FOXBORO, MA - JANUARY 11:  Stevan Ridley #22 of the New England Patriots celebrates with teammates Matthew Slater #18 and James Develin #46 after scoring a touchdown in the fourth quarter against the Indianapolis Colts during the AFC Divisional Playoff ga
Al Bello/Getty Images

Ridley's only problem is his well-documented fumbling issue. Belichick might commit to Ridley at the onset of 2014 season, but eight fumbles in two years puts the running back on a pretty short leash.

Shane Vereen and rookie James White also figure to receive some extra reps now that Blount has moved on to play for Pittsburgh. Their smaller frames don't make them prototypical inside runners, but their elusiveness and decisiveness make them real options as receivers or change-of-pace backs.

They also can both excel in the passing game, an area in which Blount didn't really excel.
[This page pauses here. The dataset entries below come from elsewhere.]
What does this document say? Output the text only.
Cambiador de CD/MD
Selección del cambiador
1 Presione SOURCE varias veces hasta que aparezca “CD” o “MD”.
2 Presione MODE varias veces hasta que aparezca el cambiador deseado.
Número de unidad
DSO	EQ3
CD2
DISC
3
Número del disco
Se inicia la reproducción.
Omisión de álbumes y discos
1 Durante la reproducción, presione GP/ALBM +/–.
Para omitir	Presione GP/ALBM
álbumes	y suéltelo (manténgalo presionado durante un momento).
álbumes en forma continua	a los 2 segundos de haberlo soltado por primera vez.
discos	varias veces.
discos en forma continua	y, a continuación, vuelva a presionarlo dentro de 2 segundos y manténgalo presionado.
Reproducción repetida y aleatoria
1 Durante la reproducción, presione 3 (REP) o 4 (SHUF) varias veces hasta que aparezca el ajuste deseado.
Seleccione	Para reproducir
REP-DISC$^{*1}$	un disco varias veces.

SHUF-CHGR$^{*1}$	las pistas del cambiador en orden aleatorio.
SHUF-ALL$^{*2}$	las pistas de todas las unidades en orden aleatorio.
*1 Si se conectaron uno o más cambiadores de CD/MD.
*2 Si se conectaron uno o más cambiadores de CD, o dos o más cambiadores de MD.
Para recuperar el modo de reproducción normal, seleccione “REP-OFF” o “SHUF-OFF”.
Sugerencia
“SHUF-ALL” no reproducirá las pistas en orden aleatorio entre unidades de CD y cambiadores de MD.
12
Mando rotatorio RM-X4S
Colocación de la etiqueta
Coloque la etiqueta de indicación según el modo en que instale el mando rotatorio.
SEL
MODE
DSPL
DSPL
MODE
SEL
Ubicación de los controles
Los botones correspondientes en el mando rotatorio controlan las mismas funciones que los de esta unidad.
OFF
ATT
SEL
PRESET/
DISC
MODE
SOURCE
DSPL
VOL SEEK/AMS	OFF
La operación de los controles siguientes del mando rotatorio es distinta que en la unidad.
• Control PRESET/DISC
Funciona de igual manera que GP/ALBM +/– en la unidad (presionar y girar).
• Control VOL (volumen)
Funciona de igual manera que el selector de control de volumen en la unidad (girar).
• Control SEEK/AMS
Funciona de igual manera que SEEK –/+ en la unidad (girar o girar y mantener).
Whereas Blount caught only two of five balls thrown his way in 2014, Vereen himself caught 47 passes in just eight games. 

In short-yardage situations, Brandon Bolden and James Develin figure to compete with Ridley for playing time. Each can contribute in the passing game as a receiver or blocker if need be.

Experienced kick returners will be harder to find. Julian Edelman, Danny Amendola and Devin McCourty all can play the role, but their importance to the team is too great to risk on kickoffs.

Second-year receiver Josh Boyce figures to have the job if he can hold it. He averaged 23.8 yards on nine returns in 2013, with a long of 41 yards. Rookies Jeremy Gallon and Roy Finch will give him competition in training camp.